Tuesday, February 21, 2017

Replicating Effects by Duplicating Data

RetractionWatch recently reported on the retraction of a paper by William Hart. Richard Morey blogged in more detail about this case. According to the RetractionWatch report:

From this description I can only conclude that I am that “scientist outside the lab.” 

I’m writing this post to provide some context for the Hart retraction. For one, inconsistent is rather a euphemism for what transpired in what I’m about to describe. Second, this case did indeed involve a graduate student, whom I shall refer to as "Fox."

Back to the beginning. I was a co-author on a registered replication report (RRR) involving one of Hart’s experiments. I described this project in a previous post. The bottom line is that none of the experiments replicated the original finding and that there was no meta-analytic effect. 

Part of the RRR procedure is that original authors are invited to write a commentary on the replication report. The original commentary that was shared with the replicators had three authors: the two original authors (Hart and Albarricin) and Fox, who was the first author. A noteworthy aspect of the commentary was that it contained experiments. This was surprising (to put it mildly), given that one does not expect experiments in a commentary on a registered replication report, especially when these experiments themselves are not preregistered, as was the case here. Moreover, these experiments deviated from the protocol that we had established with the original authors. A clear case of double standards, in other words.

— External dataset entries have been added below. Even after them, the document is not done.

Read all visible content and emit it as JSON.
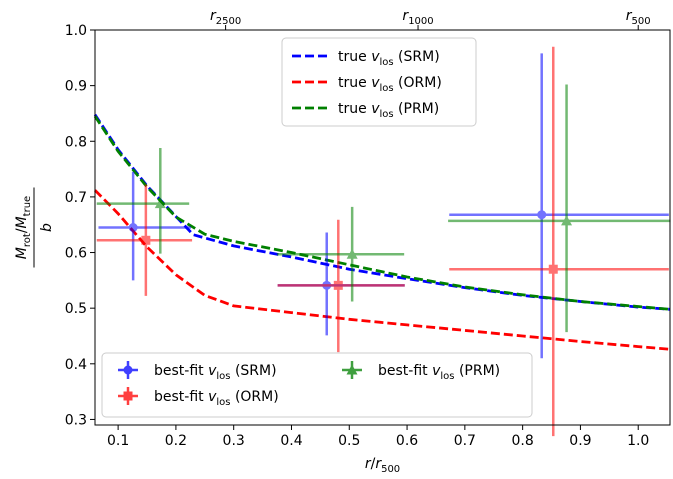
{
  "chart_data": {
    "type": "scatter",
    "xlabel": "r/r500",
    "ylabel": "Mrot/Mtrue / b",
    "xlim": [
      0.06,
      1.055
    ],
    "ylim": [
      0.29,
      1.0
    ],
    "grid": false,
    "x_ticks": [
      0.1,
      0.2,
      0.3,
      0.4,
      0.5,
      0.6,
      0.7,
      0.8,
      0.9,
      1.0
    ],
    "x_tick_labels": [
      "0.1",
      "0.2",
      "0.3",
      "0.4",
      "0.5",
      "0.6",
      "0.7",
      "0.8",
      "0.9",
      "1.0"
    ],
    "y_ticks": [
      0.3,
      0.4,
      0.5,
      0.6,
      0.7,
      0.8,
      0.9,
      1.0
    ],
    "y_tick_labels": [
      "0.3",
      "0.4",
      "0.5",
      "0.6",
      "0.7",
      "0.8",
      "0.9",
      "1.0"
    ],
    "top_axis": {
      "ticks": [
        {
          "x": 0.286,
          "base": "r",
          "sub": "2500"
        },
        {
          "x": 0.619,
          "base": "r",
          "sub": "1000"
        },
        {
          "x": 1.0,
          "base": "r",
          "sub": "500"
        }
      ]
    },
    "lines": [
      {
        "name_main": "true ",
        "name_v": "v",
        "name_sub": "los",
        "name_tail": " (SRM)",
        "color": "#0000ff",
        "x": [
          0.06,
          0.1,
          0.15,
          0.2,
          0.23,
          0.3,
          0.4,
          0.5,
          0.6,
          0.7,
          0.8,
          0.9,
          1.0,
          1.055
        ],
        "y": [
          0.848,
          0.785,
          0.72,
          0.665,
          0.632,
          0.612,
          0.592,
          0.57,
          0.553,
          0.537,
          0.523,
          0.512,
          0.502,
          0.498
        ]
      },
      {
        "name_main": "true ",
        "name_v": "v",
        "name_sub": "los",
        "name_tail": " (ORM)",
        "color": "#ff0000",
        "x": [
          0.06,
          0.1,
          0.15,
          0.2,
          0.25,
          0.3,
          0.4,
          0.5,
          0.6,
          0.7,
          0.8,
          0.9,
          1.0,
          1.055
        ],
        "y": [
          0.712,
          0.67,
          0.61,
          0.56,
          0.523,
          0.504,
          0.492,
          0.48,
          0.47,
          0.46,
          0.45,
          0.44,
          0.431,
          0.426
        ]
      },
      {
        "name_main": "true ",
        "name_v": "v",
        "name_sub": "los",
        "name_tail": " (PRM)",
        "color": "#008000",
        "x": [
          0.06,
          0.1,
          0.15,
          0.2,
          0.25,
          0.3,
          0.4,
          0.5,
          0.6,
          0.7,
          0.8,
          0.9,
          1.0,
          1.055
        ],
        "y": [
          0.845,
          0.782,
          0.718,
          0.664,
          0.633,
          0.62,
          0.6,
          0.578,
          0.556,
          0.538,
          0.524,
          0.512,
          0.503,
          0.498
        ]
      }
    ],
    "points": [
      {
        "name_main": "best-fit ",
        "name_v": "v",
        "name_sub": "los",
        "name_tail": " (SRM)",
        "color": "#0000ff",
        "marker": "circle",
        "data": [
          {
            "x": 0.126,
            "y": 0.645,
            "xerr": [
              0.06,
              0.1
            ],
            "yerr": [
              0.095,
              0.1
            ]
          },
          {
            "x": 0.461,
            "y": 0.541,
            "xerr": [
              0.085,
              0.135
            ],
            "yerr": [
              0.09,
              0.095
            ]
          },
          {
            "x": 0.833,
            "y": 0.668,
            "xerr": [
              0.16,
              0.22
            ],
            "yerr": [
              0.258,
              0.29
            ]
          }
        ]
      },
      {
        "name_main": "best-fit ",
        "name_v": "v",
        "name_sub": "los",
        "name_tail": " (ORM)",
        "color": "#ff0000",
        "marker": "square",
        "data": [
          {
            "x": 0.148,
            "y": 0.622,
            "xerr": [
              0.085,
              0.08
            ],
            "yerr": [
              0.1,
              0.1
            ]
          },
          {
            "x": 0.481,
            "y": 0.541,
            "xerr": [
              0.105,
              0.115
            ],
            "yerr": [
              0.12,
              0.118
            ]
          },
          {
            "x": 0.853,
            "y": 0.57,
            "xerr": [
              0.18,
              0.2
            ],
            "yerr": [
              0.3,
              0.4
            ]
          }
        ]
      },
      {
        "name_main": "best-fit ",
        "name_v": "v",
        "name_sub": "los",
        "name_tail": " (PRM)",
        "color": "#008000",
        "marker": "triangle",
        "data": [
          {
            "x": 0.173,
            "y": 0.688,
            "xerr": [
              0.11,
              0.05
            ],
            "yerr": [
              0.09,
              0.1
            ]
          },
          {
            "x": 0.505,
            "y": 0.597,
            "xerr": [
              0.13,
              0.09
            ],
            "yerr": [
              0.085,
              0.085
            ]
          },
          {
            "x": 0.876,
            "y": 0.657,
            "xerr": [
              0.205,
              0.18
            ],
            "yerr": [
              0.2,
              0.245
            ]
          }
        ]
      }
    ],
    "legend_upper": "top-center",
    "legend_lower": "bottom-left"
  }
}
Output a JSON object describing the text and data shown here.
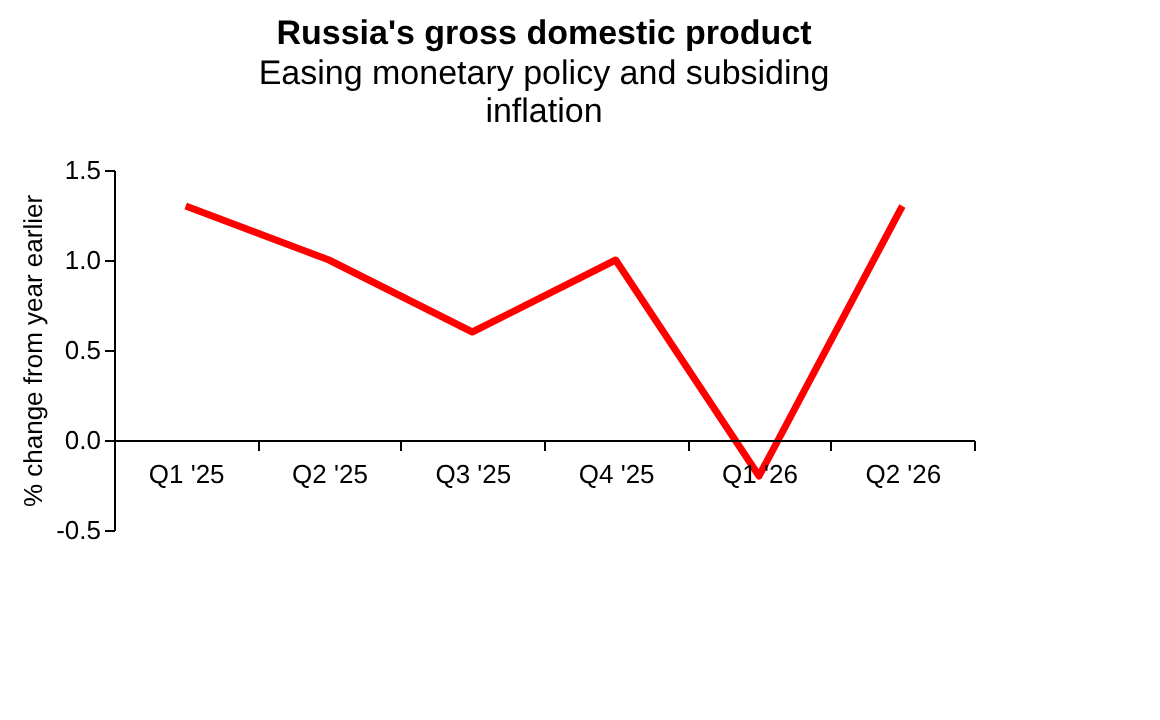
{
  "chart_data": {
    "type": "line",
    "title": "Russia's gross domestic product",
    "subtitle": "Easing monetary policy and subsiding inflation",
    "ylabel": "% change from year earlier",
    "categories": [
      "Q1 '25",
      "Q2 '25",
      "Q3 '25",
      "Q4 '25",
      "Q1 '26",
      "Q2 '26"
    ],
    "series": [
      {
        "color": "#ff0000",
        "values": [
          1.3,
          1.0,
          0.6,
          1.0,
          -0.2,
          1.3
        ]
      }
    ],
    "ylim": [
      -0.5,
      1.5
    ],
    "yticks": [
      -0.5,
      {
        "value": 0,
        "label": "0.0"
      },
      0.5,
      {
        "value": 1,
        "label": "1.0"
      },
      1.5
    ],
    "grid": false,
    "marker": "none",
    "line_style": "solid"
  }
}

Also noteworthy was that the authors were able to replicate their own effect. And not surprising was that the commentary painted us as replication bullies. But with fake data, as it turns out.

The authors were made to upload their data to the Open Science Framework. I decided to take a look to see if I could explain the discrepancies between the successful replications in the commentary and all the unsuccessful ones in the RRR. I first tried to reproduce the descriptive and inferential statistics.  

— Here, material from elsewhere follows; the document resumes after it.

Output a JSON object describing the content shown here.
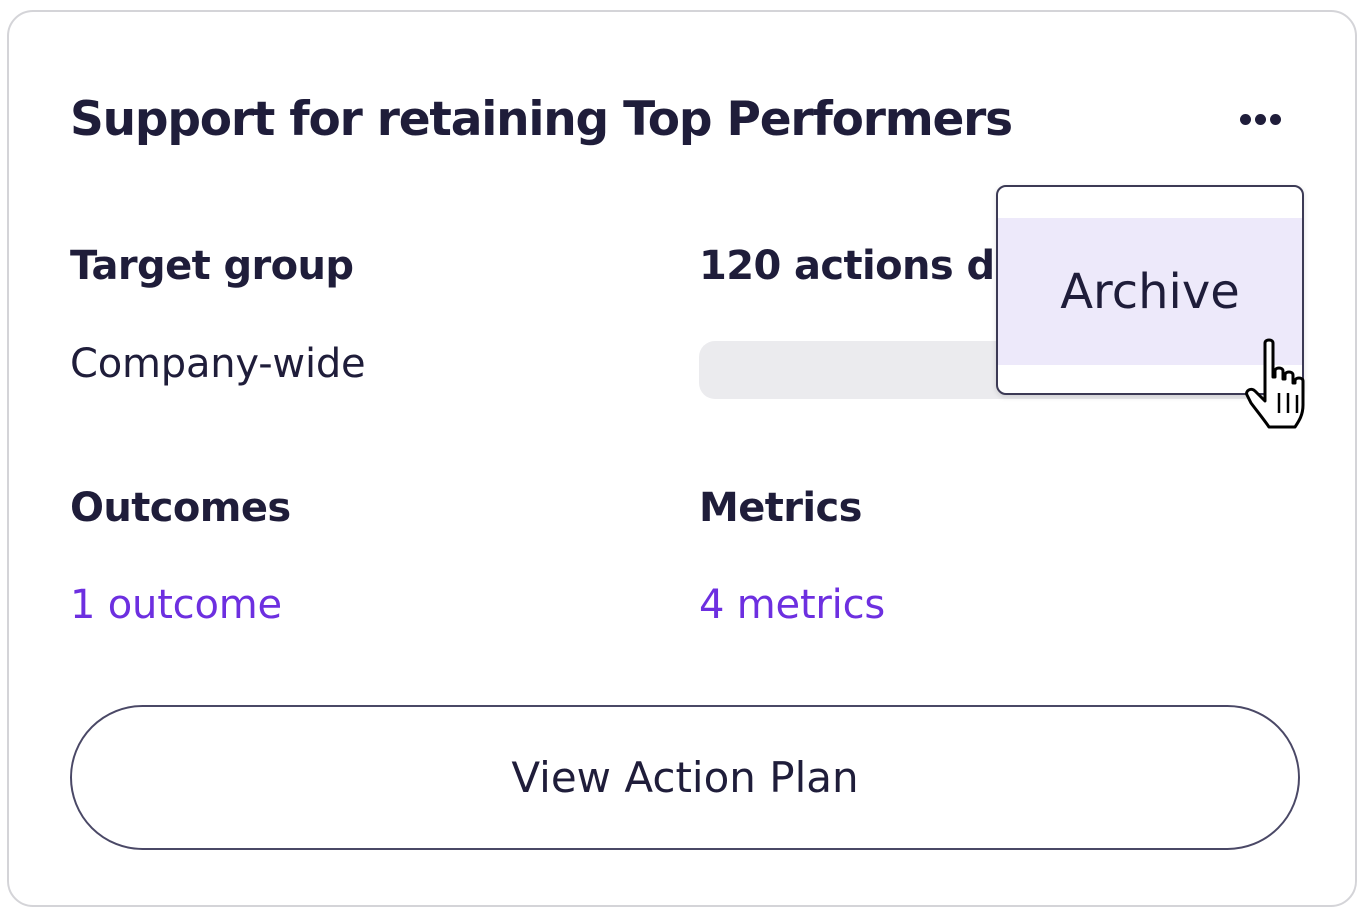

Immediately I discovered some discrepancies between what was reported in the commentary and what was in the data file, both in condition means and in p-values. What could explain these discrepancies?

I decided to delve deeper and suddenly noticed a sequence of numbers, representing a subject’s responses, that was identical to a sequence several rows below. A coincidence, perhaps? I scrolled to the right where there was a column with verbal responses provided by the subjects, describing their thoughts about the purpose of the experiment. Like the number sequences, the two verbal responses were identical.

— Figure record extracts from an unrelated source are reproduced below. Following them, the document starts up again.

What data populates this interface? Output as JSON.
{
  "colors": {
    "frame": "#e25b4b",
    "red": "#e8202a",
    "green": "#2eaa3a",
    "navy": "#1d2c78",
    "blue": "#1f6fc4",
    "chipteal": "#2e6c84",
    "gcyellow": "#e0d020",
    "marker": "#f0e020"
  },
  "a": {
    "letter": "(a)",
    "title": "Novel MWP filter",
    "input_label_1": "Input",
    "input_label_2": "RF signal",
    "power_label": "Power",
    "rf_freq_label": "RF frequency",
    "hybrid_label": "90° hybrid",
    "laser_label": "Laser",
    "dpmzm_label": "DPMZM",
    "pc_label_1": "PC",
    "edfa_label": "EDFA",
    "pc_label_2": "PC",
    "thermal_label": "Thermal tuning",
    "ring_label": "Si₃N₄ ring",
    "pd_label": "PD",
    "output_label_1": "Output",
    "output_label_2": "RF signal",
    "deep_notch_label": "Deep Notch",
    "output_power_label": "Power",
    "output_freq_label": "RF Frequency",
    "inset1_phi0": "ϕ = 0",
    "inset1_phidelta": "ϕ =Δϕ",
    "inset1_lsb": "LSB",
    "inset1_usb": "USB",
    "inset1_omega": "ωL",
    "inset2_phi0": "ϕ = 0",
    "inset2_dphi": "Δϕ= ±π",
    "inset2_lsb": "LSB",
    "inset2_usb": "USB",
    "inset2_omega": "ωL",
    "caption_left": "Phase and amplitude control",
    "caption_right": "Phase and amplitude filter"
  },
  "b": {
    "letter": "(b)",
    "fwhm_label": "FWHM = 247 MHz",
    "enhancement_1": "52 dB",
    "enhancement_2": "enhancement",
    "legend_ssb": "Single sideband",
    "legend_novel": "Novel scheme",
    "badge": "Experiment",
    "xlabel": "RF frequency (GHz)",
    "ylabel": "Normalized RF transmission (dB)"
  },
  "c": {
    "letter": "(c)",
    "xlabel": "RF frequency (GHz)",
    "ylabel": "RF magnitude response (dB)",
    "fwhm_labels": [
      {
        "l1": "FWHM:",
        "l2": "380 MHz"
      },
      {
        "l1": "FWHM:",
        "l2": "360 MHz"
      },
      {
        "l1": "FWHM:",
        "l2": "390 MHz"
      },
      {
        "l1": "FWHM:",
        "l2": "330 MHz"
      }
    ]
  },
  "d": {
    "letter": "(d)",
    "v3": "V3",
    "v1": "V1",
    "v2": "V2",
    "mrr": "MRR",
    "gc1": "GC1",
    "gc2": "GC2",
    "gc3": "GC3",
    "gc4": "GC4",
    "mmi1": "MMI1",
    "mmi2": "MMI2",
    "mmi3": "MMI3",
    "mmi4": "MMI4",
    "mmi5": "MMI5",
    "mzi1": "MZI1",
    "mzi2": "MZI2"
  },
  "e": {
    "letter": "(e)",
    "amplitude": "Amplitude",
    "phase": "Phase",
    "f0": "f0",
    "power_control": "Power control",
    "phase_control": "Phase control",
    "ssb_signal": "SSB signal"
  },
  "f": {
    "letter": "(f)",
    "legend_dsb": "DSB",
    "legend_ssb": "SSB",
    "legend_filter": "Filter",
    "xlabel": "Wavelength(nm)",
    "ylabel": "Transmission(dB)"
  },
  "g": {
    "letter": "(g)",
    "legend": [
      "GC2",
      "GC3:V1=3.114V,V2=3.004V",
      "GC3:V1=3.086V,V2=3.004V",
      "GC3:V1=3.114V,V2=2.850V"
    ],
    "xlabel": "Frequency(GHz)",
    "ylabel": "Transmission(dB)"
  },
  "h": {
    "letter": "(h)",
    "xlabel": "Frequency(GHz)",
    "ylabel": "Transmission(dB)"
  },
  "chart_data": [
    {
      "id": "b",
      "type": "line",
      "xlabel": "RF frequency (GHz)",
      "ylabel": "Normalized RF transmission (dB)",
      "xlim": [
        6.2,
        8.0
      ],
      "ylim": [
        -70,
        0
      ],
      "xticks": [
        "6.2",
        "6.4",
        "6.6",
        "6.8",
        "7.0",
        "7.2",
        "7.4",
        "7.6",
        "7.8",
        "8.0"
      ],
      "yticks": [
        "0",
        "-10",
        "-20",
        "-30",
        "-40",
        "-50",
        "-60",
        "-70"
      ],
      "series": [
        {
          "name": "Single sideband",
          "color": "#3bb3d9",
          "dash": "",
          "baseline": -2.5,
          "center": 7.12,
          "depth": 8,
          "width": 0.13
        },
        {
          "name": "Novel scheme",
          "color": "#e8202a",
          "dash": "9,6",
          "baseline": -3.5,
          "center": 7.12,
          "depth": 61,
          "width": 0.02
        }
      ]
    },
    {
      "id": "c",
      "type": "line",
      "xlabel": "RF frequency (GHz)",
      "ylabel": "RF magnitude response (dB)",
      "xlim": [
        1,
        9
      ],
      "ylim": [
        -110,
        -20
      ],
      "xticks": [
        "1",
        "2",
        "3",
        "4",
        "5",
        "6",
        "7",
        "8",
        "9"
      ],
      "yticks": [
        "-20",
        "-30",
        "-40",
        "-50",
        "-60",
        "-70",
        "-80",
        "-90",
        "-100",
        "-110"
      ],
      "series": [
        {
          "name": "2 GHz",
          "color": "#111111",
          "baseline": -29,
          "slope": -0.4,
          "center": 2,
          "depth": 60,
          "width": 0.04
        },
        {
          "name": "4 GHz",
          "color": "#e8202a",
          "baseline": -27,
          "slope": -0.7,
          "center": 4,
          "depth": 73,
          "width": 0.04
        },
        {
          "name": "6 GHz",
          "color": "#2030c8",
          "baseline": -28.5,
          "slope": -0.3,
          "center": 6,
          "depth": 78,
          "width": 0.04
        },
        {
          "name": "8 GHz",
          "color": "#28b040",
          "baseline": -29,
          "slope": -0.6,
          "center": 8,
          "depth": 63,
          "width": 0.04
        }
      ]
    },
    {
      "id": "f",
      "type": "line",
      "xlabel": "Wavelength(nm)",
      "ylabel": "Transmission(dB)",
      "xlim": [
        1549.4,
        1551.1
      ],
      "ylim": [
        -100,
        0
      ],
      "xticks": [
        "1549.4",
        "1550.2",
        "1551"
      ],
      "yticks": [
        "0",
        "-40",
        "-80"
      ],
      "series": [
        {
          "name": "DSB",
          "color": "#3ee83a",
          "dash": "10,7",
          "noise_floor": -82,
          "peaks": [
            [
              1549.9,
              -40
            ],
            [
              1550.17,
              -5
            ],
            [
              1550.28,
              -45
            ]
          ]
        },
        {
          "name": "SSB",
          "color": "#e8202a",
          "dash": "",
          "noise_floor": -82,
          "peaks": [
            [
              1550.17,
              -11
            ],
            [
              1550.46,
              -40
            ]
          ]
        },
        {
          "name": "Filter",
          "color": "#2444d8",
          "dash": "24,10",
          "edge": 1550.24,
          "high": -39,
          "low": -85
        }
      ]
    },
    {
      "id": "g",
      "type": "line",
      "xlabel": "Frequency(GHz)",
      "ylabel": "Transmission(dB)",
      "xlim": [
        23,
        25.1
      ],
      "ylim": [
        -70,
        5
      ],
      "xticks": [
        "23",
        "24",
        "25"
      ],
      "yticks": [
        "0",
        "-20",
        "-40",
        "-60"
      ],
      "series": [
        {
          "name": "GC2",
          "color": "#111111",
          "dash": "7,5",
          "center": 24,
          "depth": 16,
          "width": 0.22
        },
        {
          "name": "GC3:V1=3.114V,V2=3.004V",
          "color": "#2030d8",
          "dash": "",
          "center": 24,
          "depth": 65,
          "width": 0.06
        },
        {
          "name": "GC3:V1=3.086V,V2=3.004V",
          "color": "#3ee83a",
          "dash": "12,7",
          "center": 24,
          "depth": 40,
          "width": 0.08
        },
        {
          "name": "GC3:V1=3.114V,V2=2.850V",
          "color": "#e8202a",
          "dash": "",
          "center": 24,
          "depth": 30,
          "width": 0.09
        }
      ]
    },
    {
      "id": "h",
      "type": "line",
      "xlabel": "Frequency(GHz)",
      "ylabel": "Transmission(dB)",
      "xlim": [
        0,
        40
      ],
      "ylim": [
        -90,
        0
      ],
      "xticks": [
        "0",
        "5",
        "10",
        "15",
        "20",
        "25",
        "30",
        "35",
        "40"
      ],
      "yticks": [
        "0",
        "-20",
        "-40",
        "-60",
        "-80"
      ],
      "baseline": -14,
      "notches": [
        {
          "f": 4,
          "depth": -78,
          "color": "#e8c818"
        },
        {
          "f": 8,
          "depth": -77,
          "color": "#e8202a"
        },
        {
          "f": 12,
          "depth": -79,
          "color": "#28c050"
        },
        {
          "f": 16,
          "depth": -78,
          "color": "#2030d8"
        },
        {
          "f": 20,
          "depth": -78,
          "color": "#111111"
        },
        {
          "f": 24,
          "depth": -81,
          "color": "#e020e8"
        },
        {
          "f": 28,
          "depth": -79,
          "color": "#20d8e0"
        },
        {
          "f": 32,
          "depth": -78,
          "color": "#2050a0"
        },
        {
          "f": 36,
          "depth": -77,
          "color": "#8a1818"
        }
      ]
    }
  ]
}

I then sorted the file by verbal responses. Lots of duplications started popping up. Here is a sample.

In all, there were 73 duplicates in the set of 194 subjects. This seemed quite alarming. After all, the experiment was run in the lab and how does one come to think they ran 73 more subjects than they actually ran? In the lab no less. It's a bit like running 25k and then saying afterwards "How bout them apples, I actually ran a marathon!" Also, given that the number of subjects was written out, it was clear that the authors intended to communicate they had a sample of 194 and not 121 subjects. Also important was that the key effect was no longer significant when the duplicates were removed (p=.059).

The editors communicated our concerns to the authors and pretty soon we received word that the authors had “worked night-and-day” to correct the errors. There was some urgency because the issue in which the RRR would appear was going to press.  We were reassured that the corrected data still showed the effect such that the conclusions of the commentary (“you guys are replication bullies”) remained unaltered and the commentary could be included in the issue.

Because I already knew that the key analysis was not significant after removal of the duplicates, I was curious how significance was reached in this new version. The authors had helpfully posted a “note on file replacement”: 

The first thing that struck me was that the note mentioned 69 duplicates whereas there were 73 in the original file. Also puzzling was the surprise appearance of 7 new subjects. I guess it pays to have a strong bullpen. With this new data collage, the p-value for the key effect was p=.028 (or .03).

A close comparison of the old and new data yields a different picture, though. The most important difference was that not 7 but 12 new subjects were added. In addition, for one duplicate both versions were removed. Renowned data sleuth Nick Brown analyzed these data separately from me and came up with the same numbers.

So history repeated itself here. The description of the data did not match the data and the “effect” was again significant just below .05 after the mixing-and-matching process.

There was much upheaval after this latest discovery, involving all of the authors of the replication project, the editors, and the commenters. I suspect that had we all been in the same room there would have been a brawl. 

The upshot of all this commotion was that this version of the commentary was withdrawn. The issue of Perspectives on Psychological Science went to press with the RRR but without the commentary.  In a subsequent issue, a commentary appeared with Hart as its sole author and without the new "data."

Who was responsible for this data debacle? After our discovery of the initial data duplication, we received an email from Fox stating that "Fox and Fox alone" was responsible for the mistakes. This sounded overly legalistic to me at the time and I’m still not sure what to make of it. 

The process of data manipulation described here appears to be one of mixing-and-matching. The sample is a collage consisting of data that can be added, deleted, and duplicated at will until a p-value of slightly below .05 (p = .03 seems popular in Hart’s papers) is reached.

I wonder if the data in the additional papers by Hart that apparently are going to be retracted are produced by the same foxy mixing-and-matching process. I hope the University of Alabama will publish the results of its investigation. The field needs openness.